От удивления я даже перестал есть.
– Здесь все к нему льнут, – отозвался я. – Выходит, его неустанные хлопоты обернулись неким весомым достижением?
– Именно он отправляется в Неведомый Мир, – ответил Эйп с горестной улыбкой. – Мы прощаемся с ним и получаем благословение, прежде чем его путешествие окончится в том краю, откуда никому не дано возвратиться.
На юге нашей страны погребальный обряд совершали в иной последовательности, но я слыхал, что чем дальше на север, тем более распространен именно такой распорядок. Я нашел их обычай странным, даже слегка варварским, но не мне было судить о местных привычках.
– Он болен, – продолжил Эйп. – В памяти у него все стерлось. Тело более не исполняет его желаний. Он не может ни позаботиться о себе, ни помочь общине. Так что мы должны сказать ему «до свидания». А ты, незнакомец, – теперь он смотрел прямо на меня, а не на вереницу людей, что тянулась к почти безжизненному телу его отца, – что привело тебя сюда?
– Еду на дальний север, – ответил я. – Великий Ангердлангуак ожидает меня.

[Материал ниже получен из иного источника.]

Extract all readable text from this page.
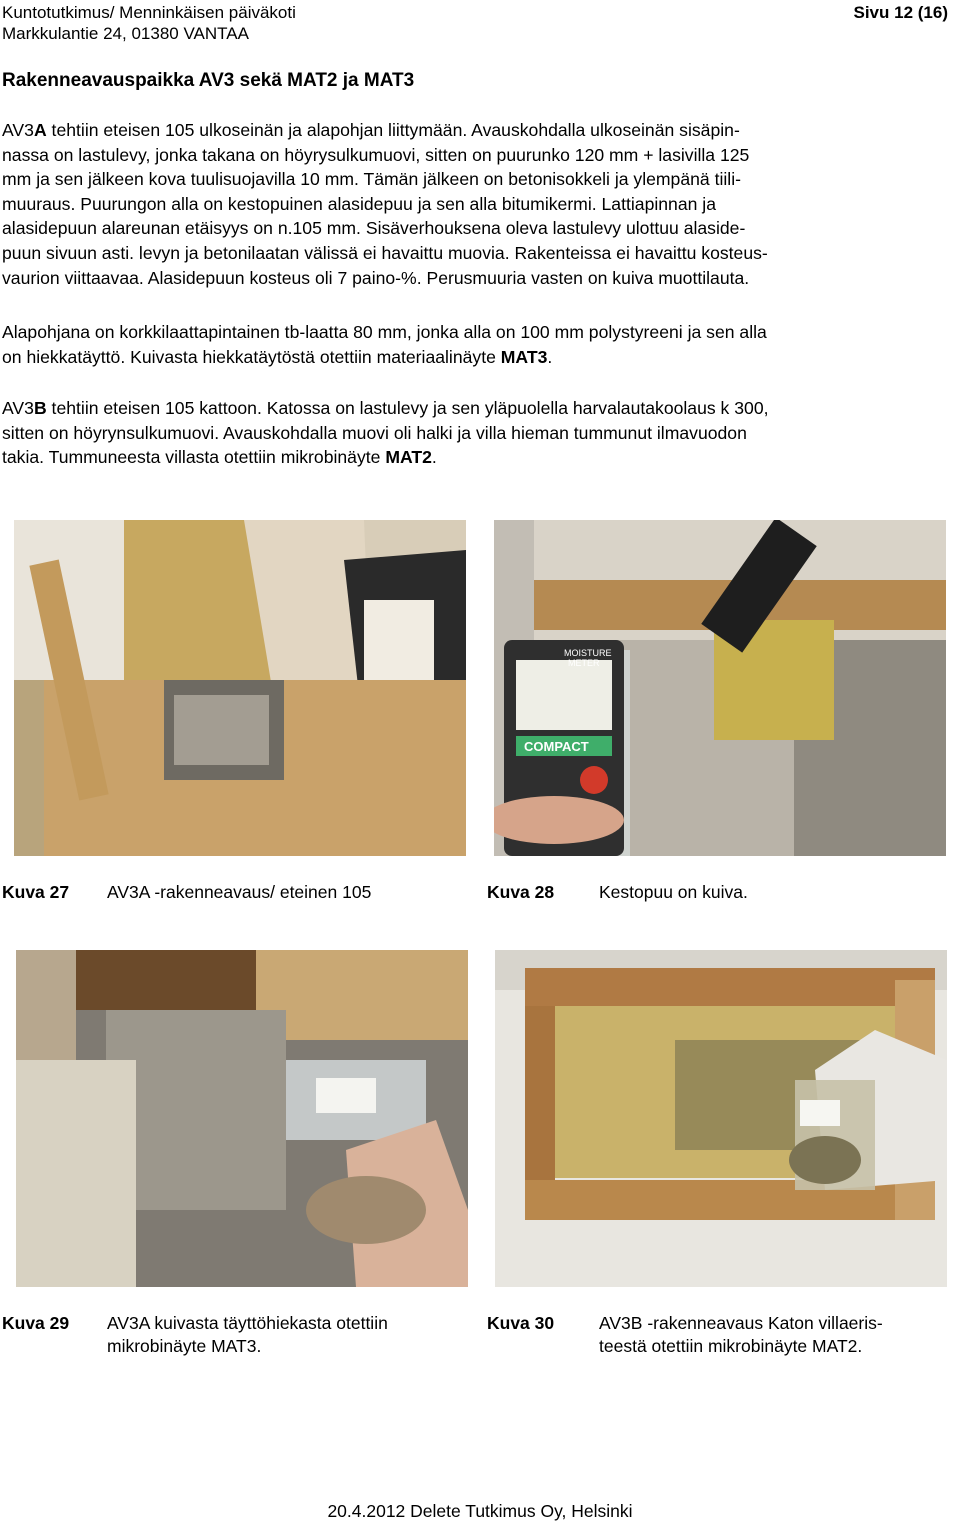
Kuntotutkimus/ Menninkäisen päiväkoti
Markkulantie 24, 01380 VANTAA
Sivu 12 (16)
Rakenneavauspaikka AV3 sekä MAT2 ja MAT3
AV3A tehtiin eteisen 105 ulkoseinän ja alapohjan liittymään. Avauskohdalla ulkoseinän sisäpin-
nassa on lastulevy, jonka takana on höyrysulkumuovi, sitten on puurunko 120 mm + lasivilla 125
mm ja sen jälkeen kova tuulisuojavilla 10 mm. Tämän jälkeen on betonisokkeli ja ylempänä tiili-
muuraus. Puurungon alla on kestopuinen alasidepuu ja sen alla bitumikermi. Lattiapinnan ja
alasidepuun alareunan etäisyys on n.105 mm. Sisäverhouksena oleva lastulevy ulottuu alaside-
puun sivuun asti. levyn ja betonilaatan välissä ei havaittu muovia. Rakenteissa ei havaittu kosteus-
vaurion viittaavaa. Alasidepuun kosteus oli 7 paino-%. Perusmuuria vasten on kuiva muottilauta.
Alapohjana on korkkilaattapintainen tb-laatta 80 mm, jonka alla on 100 mm polystyreeni ja sen alla
on hiekkatäyttö. Kuivasta hiekkatäytöstä otettiin materiaalinäyte MAT3.
AV3B tehtiin eteisen 105 kattoon. Katossa on lastulevy ja sen yläpuolella harvalautakoolaus k 300,
sitten on höyrynsulkumuovi. Avauskohdalla muovi oli halki ja villa hieman tummunut ilmavuodon
takia. Tummuneesta villasta otettiin mikrobinäyte MAT2.
MOISTURE
METER
COMPACT
Kuva 27 AV3A -rakenneavaus/ eteinen 105	Kuva 28	Kestopuu on kuiva.
Kuva 29 AV3A kuivasta täyttöhiekasta otettiin
mikrobinäyte MAT3.
Kuva 30	AV3B -rakenneavaus Katon villaeris-
teestä otettiin mikrobinäyte MAT2.
20.4.2012 Delete Tutkimus Oy, Helsinki
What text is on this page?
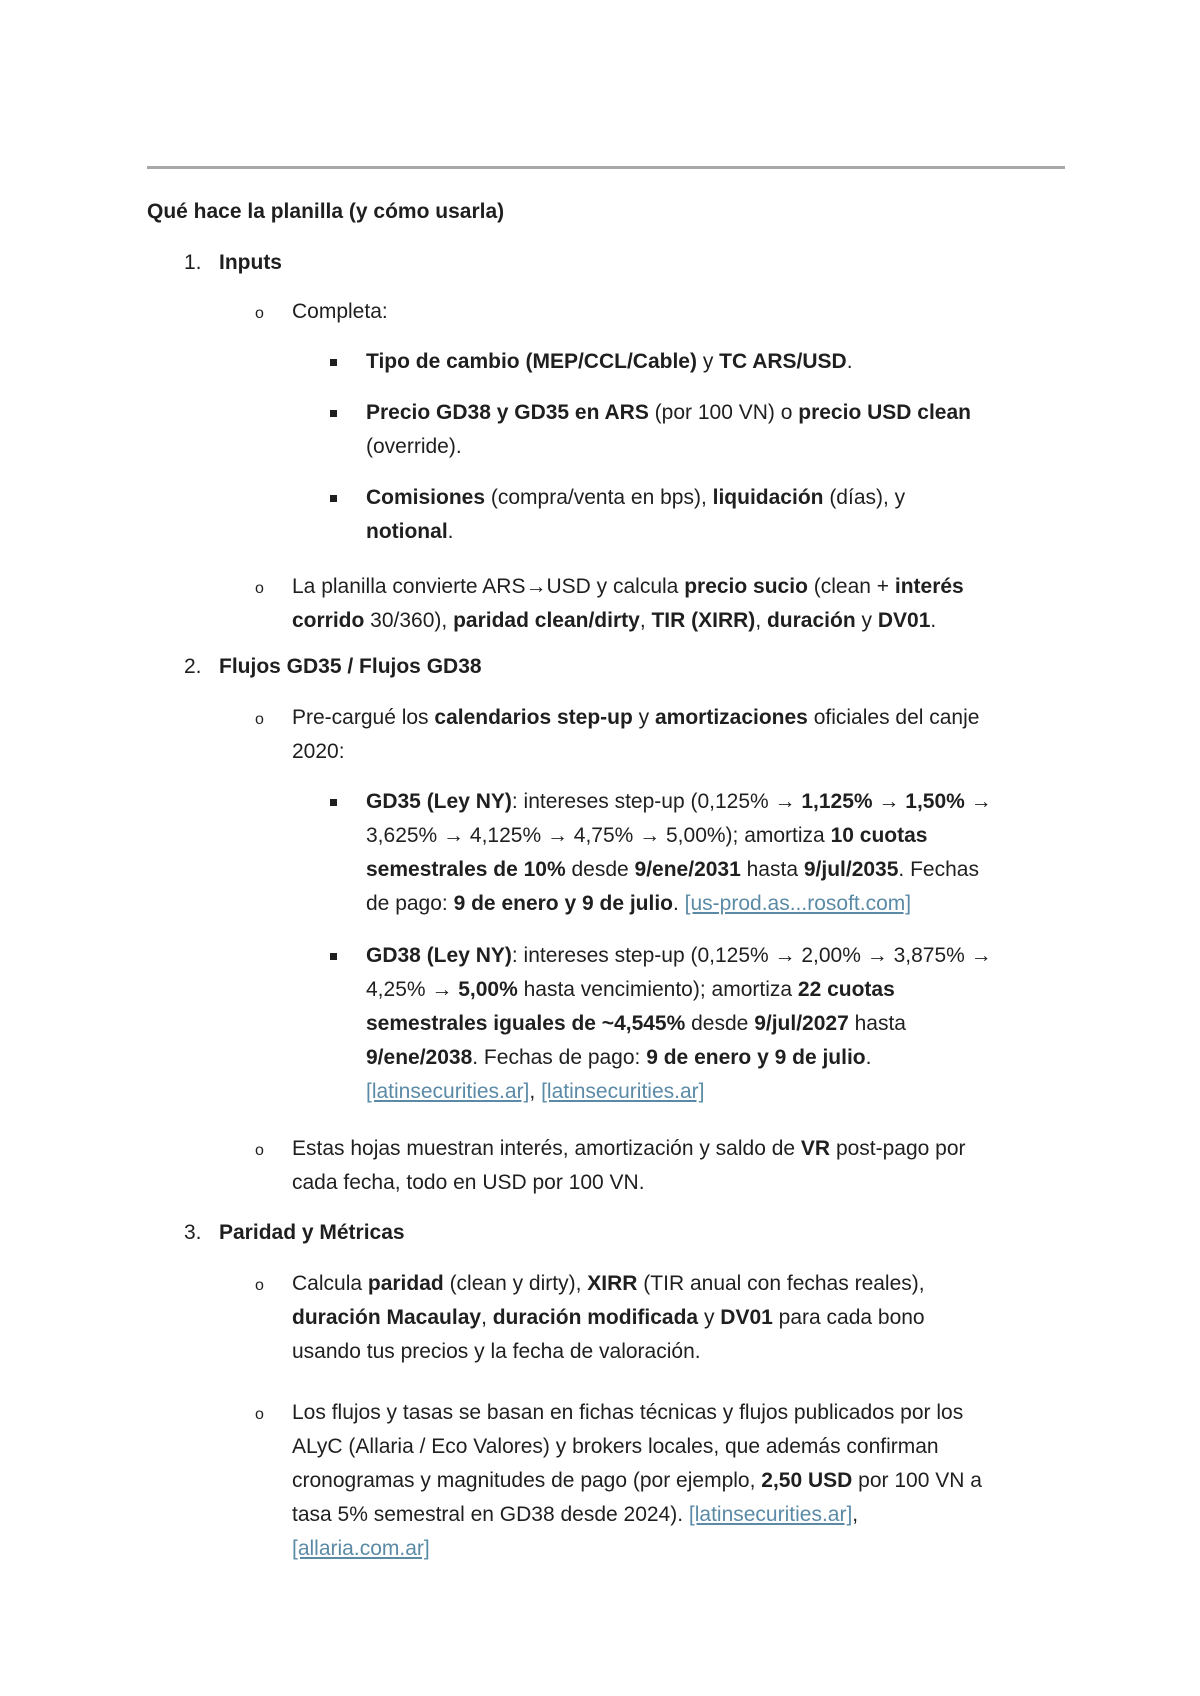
Qué hace la planilla (y cómo usarla)
1. Inputs
o Completa:
Tipo de cambio (MEP/CCL/Cable) y TC ARS/USD.
Precio GD38 y GD35 en ARS (por 100 VN) o precio USD clean
(override).
Comisiones (compra/venta en bps), liquidación (días), y
notional.
o La planilla convierte ARS→USD y calcula precio sucio (clean + interés
corrido 30/360), paridad clean/dirty, TIR (XIRR), duración y DV01.
2. Flujos GD35 / Flujos GD38
o Pre-cargué los calendarios step-up y amortizaciones oficiales del canje
2020:
GD35 (Ley NY): intereses step-up (0,125% → 1,125% → 1,50% →
3,625% → 4,125% → 4,75% → 5,00%); amortiza 10 cuotas
semestrales de 10% desde 9/ene/2031 hasta 9/jul/2035. Fechas
de pago: 9 de enero y 9 de julio. [us-prod.as...rosoft.com]
GD38 (Ley NY): intereses step-up (0,125% → 2,00% → 3,875% →
4,25% → 5,00% hasta vencimiento); amortiza 22 cuotas
semestrales iguales de ~4,545% desde 9/jul/2027 hasta
9/ene/2038. Fechas de pago: 9 de enero y 9 de julio.
[latinsecurities.ar], [latinsecurities.ar]
o Estas hojas muestran interés, amortización y saldo de VR post-pago por
cada fecha, todo en USD por 100 VN.
3. Paridad y Métricas
o Calcula paridad (clean y dirty), XIRR (TIR anual con fechas reales),
duración Macaulay, duración modificada y DV01 para cada bono
usando tus precios y la fecha de valoración.
o Los flujos y tasas se basan en fichas técnicas y flujos publicados por los
ALyC (Allaria / Eco Valores) y brokers locales, que además confirman
cronogramas y magnitudes de pago (por ejemplo, 2,50 USD por 100 VN a
tasa 5% semestral en GD38 desde 2024). [latinsecurities.ar],
[allaria.com.ar]
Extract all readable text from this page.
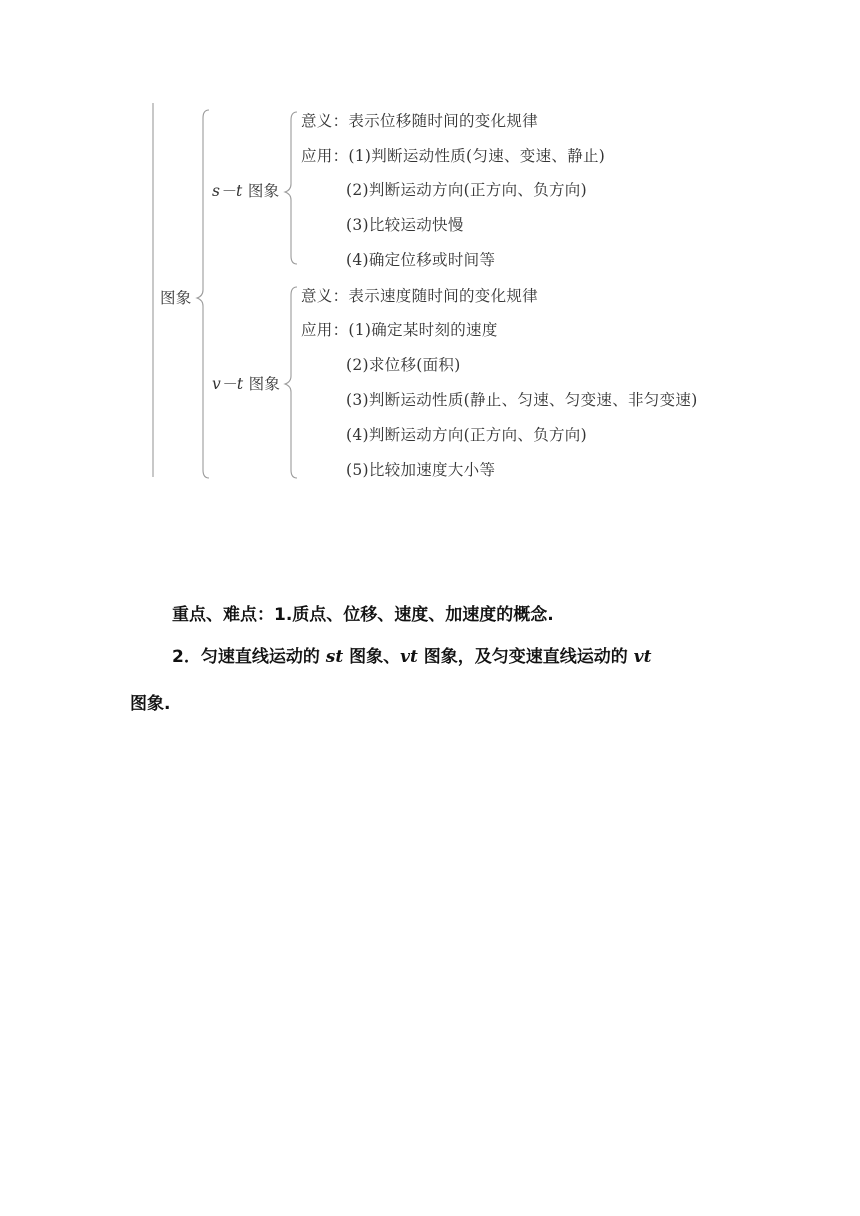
图象
s－t 图象
意义：表示位移随时间的变化规律
应用：(1)判断运动性质(匀速、变速、静止)
(2)判断运动方向(正方向、负方向)
(3)比较运动快慢
(4)确定位移或时间等
v－t 图象
意义：表示速度随时间的变化规律
应用：(1)确定某时刻的速度
(2)求位移(面积)
(3)判断运动性质(静止、匀速、匀变速、非匀变速)
(4)判断运动方向(正方向、负方向)
(5)比较加速度大小等
重点、难点：1.质点、位移、速度、加速度的概念.
2．匀速直线运动的 st 图象、vt 图象，及匀变速直线运动的 vt
图象.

Эйп приподнял бровь, он явно заинтересовался мною.
– Вы с ним близки? – спросил он.
– Нет, – ответил я. – Но я умею делать амулеты и получил заказ создать нечто такое, что он мог бы подарить своей жене. – Порывшись в мешке, который я во время путешествия ни на миг не выпускал из рук, я вынул один амулет. Всего их насчитывалось шестнадцать, а тот, что я выбрал, превосходил все прочие по тонкости исполнения и предназначался самому вождю. К перьям птицы-подорожника, казарки и сибирской гаги я добавил кусочки стекла, отражавшие свет, а также алые и золотые нити – символ славы. В середине поместил изображение сыча – символ мудрости, а над ним метателя копья – образец мужества.
– Ты и впрямь умелец. – С амулетом Эйп обращался с осторожностью человека, понимающего ценность красивых вещей. – Должно быть, оберег вроде этого и стоит изрядно.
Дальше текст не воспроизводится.